The national arrears rate is growing steadily during the pandemic. The rate hit 0.26% in May, 12.63% higher from May 2019. The current mortgage arrears rate is the highest it has been since April 2017. Surprisingly, the arrears rate increased despite monumental government support designed to stop this from happening.
While the rise in mortgage arrears is not too high on its own, the sharp increase despite government support is an alarming sign for the housing market.
Fitch Ratings forecasts look bad
The recent Fitch Ratings forecast is adding to a grim outlook for the housing market. According to a report from the firm, Canadian housing prices could see a drop between 3% and 5% in 2021 before they rebound in 2022. The prediction is significantly lower than the Canada Mortgage and Housing Corporation (CMHC) prediction of a 21% decline, but a drop is still on the cards.

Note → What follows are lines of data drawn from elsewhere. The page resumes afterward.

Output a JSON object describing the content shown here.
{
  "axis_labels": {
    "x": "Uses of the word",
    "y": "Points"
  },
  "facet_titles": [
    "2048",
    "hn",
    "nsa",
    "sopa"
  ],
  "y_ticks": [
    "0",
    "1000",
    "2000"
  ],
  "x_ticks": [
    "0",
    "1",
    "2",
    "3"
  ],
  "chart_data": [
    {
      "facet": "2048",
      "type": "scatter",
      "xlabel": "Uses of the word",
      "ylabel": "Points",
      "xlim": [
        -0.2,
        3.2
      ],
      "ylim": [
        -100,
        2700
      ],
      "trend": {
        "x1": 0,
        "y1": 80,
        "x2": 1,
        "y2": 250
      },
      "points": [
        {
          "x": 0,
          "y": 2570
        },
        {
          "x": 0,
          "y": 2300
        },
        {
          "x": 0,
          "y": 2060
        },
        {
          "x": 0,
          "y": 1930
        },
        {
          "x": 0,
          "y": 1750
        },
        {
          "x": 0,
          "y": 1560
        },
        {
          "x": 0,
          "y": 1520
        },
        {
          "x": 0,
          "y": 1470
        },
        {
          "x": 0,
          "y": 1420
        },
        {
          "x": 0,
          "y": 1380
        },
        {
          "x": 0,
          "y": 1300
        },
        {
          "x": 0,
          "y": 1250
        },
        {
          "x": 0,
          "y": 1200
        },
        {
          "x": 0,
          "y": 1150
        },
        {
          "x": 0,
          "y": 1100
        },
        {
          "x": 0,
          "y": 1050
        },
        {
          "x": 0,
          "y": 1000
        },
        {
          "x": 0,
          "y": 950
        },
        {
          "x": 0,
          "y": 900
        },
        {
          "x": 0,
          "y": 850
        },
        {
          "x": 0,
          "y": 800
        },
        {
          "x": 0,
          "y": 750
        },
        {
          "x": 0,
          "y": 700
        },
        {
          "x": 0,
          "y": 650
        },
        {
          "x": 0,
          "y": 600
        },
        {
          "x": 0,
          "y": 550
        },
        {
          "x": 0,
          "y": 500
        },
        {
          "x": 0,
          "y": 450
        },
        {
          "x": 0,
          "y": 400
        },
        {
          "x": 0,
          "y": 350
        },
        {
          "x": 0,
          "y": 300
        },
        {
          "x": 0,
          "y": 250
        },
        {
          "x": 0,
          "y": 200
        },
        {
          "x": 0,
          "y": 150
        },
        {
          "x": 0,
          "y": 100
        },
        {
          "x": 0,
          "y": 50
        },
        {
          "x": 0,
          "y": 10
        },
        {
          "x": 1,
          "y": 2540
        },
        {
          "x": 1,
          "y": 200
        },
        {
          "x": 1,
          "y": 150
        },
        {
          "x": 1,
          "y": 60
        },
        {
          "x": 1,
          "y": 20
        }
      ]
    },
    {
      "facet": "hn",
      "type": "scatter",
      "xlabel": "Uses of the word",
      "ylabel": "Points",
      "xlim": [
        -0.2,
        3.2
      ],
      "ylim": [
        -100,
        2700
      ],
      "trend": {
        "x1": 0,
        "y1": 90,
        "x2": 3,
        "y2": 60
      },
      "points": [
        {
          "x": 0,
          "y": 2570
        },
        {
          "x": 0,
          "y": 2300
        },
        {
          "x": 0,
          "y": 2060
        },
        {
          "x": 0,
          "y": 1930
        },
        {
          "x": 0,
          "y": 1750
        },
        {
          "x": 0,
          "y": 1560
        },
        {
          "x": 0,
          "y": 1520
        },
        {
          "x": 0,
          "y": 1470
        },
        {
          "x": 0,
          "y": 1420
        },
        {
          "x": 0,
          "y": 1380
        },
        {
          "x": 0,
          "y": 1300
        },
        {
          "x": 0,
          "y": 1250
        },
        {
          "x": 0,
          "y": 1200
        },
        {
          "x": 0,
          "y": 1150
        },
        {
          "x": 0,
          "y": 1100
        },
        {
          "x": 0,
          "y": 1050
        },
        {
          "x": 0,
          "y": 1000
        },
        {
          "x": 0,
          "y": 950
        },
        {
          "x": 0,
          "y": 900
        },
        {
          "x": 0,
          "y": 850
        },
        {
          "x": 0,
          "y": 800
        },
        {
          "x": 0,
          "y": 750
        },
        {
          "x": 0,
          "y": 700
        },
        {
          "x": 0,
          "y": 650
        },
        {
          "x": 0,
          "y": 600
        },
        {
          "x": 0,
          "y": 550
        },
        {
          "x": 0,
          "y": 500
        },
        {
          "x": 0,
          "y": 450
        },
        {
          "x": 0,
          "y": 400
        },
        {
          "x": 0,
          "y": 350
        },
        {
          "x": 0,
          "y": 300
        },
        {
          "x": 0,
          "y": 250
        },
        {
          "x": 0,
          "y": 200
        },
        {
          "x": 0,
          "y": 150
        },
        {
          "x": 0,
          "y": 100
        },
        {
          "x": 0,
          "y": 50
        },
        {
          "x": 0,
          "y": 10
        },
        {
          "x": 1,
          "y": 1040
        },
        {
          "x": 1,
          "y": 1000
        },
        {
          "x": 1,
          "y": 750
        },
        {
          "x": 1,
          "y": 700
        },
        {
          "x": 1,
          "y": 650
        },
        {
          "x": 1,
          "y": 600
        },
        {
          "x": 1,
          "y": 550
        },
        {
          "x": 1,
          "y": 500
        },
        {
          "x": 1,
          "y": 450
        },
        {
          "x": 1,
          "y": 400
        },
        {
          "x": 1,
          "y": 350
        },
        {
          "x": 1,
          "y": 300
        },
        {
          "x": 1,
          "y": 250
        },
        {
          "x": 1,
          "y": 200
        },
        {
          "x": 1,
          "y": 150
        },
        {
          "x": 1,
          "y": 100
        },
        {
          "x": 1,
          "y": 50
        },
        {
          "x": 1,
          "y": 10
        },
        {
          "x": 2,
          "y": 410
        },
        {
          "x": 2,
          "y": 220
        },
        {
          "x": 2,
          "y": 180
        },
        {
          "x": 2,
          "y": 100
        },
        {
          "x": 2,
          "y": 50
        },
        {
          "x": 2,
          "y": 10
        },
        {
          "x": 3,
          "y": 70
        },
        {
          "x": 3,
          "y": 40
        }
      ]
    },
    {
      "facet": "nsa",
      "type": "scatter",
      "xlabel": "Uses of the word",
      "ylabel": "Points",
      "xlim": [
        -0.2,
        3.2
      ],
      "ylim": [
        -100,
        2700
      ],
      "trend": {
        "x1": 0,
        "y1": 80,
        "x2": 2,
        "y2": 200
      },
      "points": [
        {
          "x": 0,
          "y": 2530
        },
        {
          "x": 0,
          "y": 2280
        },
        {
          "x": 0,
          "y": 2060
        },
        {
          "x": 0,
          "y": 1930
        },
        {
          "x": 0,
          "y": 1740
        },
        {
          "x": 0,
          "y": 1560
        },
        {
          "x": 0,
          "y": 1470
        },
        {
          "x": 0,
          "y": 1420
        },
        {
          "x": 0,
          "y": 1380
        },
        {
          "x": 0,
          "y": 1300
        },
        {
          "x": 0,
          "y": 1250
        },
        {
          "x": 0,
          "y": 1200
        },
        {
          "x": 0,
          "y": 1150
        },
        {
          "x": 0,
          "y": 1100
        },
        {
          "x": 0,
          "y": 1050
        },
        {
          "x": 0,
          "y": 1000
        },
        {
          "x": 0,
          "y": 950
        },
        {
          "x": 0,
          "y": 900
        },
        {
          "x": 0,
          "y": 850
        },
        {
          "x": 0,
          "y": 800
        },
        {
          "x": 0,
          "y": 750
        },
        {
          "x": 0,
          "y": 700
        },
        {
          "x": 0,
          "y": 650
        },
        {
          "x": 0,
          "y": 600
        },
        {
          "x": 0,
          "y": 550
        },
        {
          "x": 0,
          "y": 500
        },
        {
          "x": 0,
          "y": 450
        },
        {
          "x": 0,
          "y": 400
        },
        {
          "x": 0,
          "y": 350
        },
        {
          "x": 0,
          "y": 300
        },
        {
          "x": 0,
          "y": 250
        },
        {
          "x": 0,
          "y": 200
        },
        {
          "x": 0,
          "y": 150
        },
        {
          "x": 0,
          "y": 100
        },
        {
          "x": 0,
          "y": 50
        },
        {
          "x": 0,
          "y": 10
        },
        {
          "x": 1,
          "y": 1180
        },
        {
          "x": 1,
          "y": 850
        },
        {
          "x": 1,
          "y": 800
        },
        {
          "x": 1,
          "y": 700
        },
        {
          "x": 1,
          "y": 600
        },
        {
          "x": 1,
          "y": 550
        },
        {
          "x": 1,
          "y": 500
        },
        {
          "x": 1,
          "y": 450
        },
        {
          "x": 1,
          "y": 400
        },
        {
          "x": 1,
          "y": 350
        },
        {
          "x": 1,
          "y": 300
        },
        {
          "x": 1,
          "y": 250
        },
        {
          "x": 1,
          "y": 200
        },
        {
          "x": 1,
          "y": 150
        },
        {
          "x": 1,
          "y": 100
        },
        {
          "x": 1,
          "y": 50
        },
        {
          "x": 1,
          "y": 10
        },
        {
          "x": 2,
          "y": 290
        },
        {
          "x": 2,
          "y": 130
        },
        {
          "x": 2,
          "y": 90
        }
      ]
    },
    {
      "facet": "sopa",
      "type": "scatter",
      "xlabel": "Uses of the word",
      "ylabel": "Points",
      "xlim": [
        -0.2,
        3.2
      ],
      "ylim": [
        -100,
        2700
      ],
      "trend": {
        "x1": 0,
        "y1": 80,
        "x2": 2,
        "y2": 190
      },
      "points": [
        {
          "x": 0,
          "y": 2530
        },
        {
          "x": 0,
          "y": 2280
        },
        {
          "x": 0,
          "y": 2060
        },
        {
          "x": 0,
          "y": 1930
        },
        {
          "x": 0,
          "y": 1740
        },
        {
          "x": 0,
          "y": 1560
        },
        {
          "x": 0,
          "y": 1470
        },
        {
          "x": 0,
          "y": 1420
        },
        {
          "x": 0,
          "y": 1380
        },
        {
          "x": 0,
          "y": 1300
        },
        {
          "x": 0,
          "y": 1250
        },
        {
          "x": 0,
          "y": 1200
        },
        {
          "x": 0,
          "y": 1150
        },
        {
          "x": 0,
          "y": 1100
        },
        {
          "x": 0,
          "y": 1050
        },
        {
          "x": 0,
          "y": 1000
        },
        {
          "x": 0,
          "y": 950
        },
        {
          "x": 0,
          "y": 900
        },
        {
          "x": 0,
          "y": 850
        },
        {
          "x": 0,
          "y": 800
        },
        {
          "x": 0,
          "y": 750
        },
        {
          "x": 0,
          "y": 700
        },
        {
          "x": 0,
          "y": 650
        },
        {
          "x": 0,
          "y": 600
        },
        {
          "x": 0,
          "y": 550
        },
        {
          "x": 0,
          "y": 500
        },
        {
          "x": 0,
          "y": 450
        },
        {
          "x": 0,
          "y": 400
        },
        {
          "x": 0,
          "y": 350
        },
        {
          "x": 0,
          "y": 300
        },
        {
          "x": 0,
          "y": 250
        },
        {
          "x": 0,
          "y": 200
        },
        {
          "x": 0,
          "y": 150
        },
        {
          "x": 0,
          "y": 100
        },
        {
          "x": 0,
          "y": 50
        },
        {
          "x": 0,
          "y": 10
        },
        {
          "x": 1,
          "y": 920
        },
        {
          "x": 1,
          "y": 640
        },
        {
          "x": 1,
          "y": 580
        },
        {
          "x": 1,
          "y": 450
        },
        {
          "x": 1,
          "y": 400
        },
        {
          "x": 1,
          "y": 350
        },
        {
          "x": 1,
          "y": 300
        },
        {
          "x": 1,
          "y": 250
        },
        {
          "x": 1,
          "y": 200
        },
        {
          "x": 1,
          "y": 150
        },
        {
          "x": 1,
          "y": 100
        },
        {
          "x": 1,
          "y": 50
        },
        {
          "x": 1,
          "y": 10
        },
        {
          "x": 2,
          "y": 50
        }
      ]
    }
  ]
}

Invest in recession-resistant real estate
If you are worried about a housing crash in Canada, it would be wise to avoid investing in residential real estate right now. However, you can still invest in the real estate market while avoiding the housing crash through a Real Estate Investment Trust (REIT) like Summit Industrial REIT (TSX:SMU.UN).
As its name suggests, Summit is a REIT that focuses on the industrial sector. Summit invests in a growing portfolio of light industrial properties throughout Canada. The trust is aiming to maximize funds from operations by acquiring assets that show gradual growth. The REIT has expanded its portfolio of properties with an optimistic long-term outlook.
The REIT claims that light industrial properties generate returns that are near the top of the Canadian real estate sector. Industrial properties generally have lower market rent volatility and operating costs. Additionally, the lower capital expenditures and maintenance costs mean that Summit will likely see decent cash flows from its portfolio.
Foolish takeaway
A housing crash is not guaranteed due to the Fitch Ratings forecast or the sharp increase in mortgage arrears rate. However, these two are significant signs pointing in that direction, and it would be wise to be cautious right now. If you want to invest in the real estate sector without exposure to the housing market, you can consider investing in a REIT like Summit.